大家你一言我一语的,纷纷爬上了南菱的车。

        只有一个装了三百斤米要去县城卖的村民没上车,因为他东西多,南菱驴车有一点不好就是小,坐人还成,东西放不了太多。

        那村民见驴车都出发了,便问邱宝贵,“咱们什么时候走?”

        “走什么走啊,不走了,拉你一趟辛苦我家耕勤了。”邱宝贵眯着细眼对那个选他牛车的村民恶语相向,又勾着从远处走来的南成才的肩膀道,“才,走我们打花牌去,那死丫头有了自己的车,想必是不会来我车上了”
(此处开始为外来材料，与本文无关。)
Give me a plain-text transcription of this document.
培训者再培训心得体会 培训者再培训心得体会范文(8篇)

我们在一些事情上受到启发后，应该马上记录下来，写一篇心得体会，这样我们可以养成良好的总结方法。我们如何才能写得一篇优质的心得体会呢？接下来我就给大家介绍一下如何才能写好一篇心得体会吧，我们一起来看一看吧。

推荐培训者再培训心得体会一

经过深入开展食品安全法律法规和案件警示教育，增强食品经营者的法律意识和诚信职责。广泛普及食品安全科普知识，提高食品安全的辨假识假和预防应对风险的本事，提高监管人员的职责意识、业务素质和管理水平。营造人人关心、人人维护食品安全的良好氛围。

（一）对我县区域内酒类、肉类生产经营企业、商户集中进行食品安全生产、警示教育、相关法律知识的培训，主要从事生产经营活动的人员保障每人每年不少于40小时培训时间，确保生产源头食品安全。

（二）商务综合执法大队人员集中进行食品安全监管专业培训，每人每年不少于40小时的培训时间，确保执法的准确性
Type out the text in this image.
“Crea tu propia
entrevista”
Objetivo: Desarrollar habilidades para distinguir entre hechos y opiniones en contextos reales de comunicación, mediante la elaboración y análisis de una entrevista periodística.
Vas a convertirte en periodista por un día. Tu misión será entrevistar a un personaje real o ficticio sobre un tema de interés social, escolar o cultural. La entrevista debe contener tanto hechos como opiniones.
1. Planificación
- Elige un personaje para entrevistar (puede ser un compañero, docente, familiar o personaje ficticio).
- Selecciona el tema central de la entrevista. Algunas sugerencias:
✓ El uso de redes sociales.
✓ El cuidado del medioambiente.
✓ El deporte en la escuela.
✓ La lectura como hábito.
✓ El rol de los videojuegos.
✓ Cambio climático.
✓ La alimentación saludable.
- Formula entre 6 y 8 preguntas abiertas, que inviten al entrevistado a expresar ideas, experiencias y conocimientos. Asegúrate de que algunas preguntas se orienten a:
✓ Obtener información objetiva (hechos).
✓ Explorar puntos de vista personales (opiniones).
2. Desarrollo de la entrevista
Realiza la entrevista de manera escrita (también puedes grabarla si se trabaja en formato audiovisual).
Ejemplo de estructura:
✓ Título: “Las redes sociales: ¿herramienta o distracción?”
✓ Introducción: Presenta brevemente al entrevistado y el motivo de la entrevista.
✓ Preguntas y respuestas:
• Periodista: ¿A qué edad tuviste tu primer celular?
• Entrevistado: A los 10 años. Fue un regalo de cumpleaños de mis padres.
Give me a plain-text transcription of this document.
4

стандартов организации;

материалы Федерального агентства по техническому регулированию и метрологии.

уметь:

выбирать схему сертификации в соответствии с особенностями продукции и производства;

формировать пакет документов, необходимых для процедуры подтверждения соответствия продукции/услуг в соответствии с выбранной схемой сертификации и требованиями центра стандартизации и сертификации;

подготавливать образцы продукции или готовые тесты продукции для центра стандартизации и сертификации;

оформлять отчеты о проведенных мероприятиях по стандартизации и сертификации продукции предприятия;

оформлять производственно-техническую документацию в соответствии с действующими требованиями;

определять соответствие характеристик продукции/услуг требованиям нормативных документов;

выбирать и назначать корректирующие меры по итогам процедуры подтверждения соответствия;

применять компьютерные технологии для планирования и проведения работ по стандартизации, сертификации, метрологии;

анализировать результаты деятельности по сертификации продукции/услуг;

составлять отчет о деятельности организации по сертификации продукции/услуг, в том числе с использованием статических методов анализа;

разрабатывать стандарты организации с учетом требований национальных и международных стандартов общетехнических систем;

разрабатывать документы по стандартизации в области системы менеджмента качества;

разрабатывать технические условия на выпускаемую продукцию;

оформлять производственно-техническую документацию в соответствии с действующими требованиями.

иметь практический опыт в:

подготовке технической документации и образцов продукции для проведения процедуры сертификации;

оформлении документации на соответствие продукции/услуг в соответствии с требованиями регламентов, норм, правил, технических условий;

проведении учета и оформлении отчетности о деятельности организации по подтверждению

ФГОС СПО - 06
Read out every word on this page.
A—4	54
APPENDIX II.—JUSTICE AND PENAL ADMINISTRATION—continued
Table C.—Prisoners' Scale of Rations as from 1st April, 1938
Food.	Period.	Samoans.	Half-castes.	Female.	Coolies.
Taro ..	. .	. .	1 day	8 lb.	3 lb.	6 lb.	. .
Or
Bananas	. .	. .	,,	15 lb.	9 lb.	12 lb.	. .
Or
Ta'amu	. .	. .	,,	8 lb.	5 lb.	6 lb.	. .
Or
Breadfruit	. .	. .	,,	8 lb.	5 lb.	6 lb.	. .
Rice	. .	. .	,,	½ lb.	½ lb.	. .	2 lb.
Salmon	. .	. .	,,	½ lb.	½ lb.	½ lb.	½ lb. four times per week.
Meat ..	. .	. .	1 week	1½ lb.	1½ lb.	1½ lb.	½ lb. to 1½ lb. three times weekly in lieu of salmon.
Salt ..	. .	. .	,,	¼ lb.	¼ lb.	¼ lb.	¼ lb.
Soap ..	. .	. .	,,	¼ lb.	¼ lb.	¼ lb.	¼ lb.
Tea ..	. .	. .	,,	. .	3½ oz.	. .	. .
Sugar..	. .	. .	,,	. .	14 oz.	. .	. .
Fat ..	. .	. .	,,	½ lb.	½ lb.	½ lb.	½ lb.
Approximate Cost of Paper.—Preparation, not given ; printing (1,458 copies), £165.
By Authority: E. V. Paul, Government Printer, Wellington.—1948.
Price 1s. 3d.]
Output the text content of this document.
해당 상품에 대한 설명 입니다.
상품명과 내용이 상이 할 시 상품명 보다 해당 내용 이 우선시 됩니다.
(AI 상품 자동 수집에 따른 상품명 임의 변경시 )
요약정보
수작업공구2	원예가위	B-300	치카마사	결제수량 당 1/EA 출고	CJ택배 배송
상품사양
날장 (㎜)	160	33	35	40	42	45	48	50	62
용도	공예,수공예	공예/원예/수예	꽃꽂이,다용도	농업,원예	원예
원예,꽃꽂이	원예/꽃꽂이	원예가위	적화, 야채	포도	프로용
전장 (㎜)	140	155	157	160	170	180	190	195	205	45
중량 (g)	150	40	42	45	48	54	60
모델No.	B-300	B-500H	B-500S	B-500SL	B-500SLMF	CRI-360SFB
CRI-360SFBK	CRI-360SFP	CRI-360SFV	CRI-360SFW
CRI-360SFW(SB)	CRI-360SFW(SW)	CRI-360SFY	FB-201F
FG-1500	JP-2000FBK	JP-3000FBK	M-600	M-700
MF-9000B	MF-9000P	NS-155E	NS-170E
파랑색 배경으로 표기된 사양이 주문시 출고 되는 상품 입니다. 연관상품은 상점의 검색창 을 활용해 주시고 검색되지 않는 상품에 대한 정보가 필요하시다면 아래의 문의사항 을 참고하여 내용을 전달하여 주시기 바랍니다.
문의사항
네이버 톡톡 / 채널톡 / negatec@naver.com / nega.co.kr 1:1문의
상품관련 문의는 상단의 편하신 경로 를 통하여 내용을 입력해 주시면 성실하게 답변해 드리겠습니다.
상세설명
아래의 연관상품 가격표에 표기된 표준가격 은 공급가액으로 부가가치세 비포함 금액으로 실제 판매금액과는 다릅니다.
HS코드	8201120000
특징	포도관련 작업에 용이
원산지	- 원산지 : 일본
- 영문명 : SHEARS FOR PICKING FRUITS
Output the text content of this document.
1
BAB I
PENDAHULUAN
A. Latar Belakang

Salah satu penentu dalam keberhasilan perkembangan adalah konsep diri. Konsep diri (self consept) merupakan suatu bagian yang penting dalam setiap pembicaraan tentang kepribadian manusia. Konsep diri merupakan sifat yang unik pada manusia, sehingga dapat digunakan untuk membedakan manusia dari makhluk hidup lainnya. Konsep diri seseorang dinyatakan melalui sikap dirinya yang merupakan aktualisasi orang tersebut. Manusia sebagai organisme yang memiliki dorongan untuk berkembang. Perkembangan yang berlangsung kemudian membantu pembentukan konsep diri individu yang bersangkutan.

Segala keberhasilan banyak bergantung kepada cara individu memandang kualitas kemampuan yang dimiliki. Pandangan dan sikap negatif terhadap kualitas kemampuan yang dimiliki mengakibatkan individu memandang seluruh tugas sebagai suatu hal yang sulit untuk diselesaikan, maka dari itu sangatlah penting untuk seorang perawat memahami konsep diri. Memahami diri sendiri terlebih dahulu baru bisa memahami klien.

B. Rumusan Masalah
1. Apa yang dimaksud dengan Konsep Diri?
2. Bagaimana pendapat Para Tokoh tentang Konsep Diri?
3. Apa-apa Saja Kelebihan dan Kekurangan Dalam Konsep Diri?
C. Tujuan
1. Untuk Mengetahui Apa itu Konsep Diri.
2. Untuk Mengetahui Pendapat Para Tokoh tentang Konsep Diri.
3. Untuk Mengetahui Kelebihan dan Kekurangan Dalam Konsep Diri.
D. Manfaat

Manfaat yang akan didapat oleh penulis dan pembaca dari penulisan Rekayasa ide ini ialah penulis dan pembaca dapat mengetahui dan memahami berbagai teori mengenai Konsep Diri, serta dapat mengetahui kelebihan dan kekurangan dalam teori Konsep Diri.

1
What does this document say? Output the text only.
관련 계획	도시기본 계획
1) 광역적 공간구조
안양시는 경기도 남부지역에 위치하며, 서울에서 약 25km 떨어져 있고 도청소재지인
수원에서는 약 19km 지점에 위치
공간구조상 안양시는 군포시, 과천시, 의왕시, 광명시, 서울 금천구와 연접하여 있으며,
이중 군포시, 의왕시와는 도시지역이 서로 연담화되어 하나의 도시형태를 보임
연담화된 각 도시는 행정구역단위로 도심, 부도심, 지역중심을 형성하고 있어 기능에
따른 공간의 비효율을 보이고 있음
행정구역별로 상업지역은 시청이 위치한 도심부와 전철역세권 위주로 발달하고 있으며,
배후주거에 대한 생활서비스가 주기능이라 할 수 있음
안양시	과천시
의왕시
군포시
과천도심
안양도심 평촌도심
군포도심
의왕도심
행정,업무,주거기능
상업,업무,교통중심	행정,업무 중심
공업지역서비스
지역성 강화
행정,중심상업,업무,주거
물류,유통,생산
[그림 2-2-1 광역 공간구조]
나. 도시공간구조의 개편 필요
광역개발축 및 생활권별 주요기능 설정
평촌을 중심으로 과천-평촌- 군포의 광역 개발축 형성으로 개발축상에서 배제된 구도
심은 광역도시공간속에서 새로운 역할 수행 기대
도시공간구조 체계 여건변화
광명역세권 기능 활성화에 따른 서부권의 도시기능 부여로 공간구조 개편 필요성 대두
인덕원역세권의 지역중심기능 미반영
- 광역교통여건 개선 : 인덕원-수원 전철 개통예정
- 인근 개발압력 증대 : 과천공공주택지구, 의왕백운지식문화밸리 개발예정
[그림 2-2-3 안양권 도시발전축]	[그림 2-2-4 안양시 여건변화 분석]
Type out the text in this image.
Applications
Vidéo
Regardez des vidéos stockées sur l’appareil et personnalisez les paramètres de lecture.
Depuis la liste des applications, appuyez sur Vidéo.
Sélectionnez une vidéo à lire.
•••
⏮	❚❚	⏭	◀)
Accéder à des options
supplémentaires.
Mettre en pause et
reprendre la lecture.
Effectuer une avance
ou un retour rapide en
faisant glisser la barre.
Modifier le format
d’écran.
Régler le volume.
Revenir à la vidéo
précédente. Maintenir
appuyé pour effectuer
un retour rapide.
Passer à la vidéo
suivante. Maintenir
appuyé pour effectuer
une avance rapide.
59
        那村民有苦难言,心里骂骂咧咧的爬下了车。

        南菱恰好在驴车上朝这边看来,瞧见南成才和邱宝贵两个人凑在一起,按理说南成才这个点在家酣睡才是,这么早起来莫不是想要图谋自己什么吧。

        这边驴车到了县城,南菱就让狗子爹停在城门口。

        南菱带着小胜到了茶水棚子,今日这茶水棚子里的人竟然坐满了,南菱不由觉得有几分诧异,今天也不是什么大日子。

        这日头都还没彻底的高挂呢,往日就只有三两桌。

        见南菱和小胜过去了,也没什么人喊她要蛋卷,南菱细心的发觉大家桌上的茶水也没有动,像是在很激烈的谈论着什么。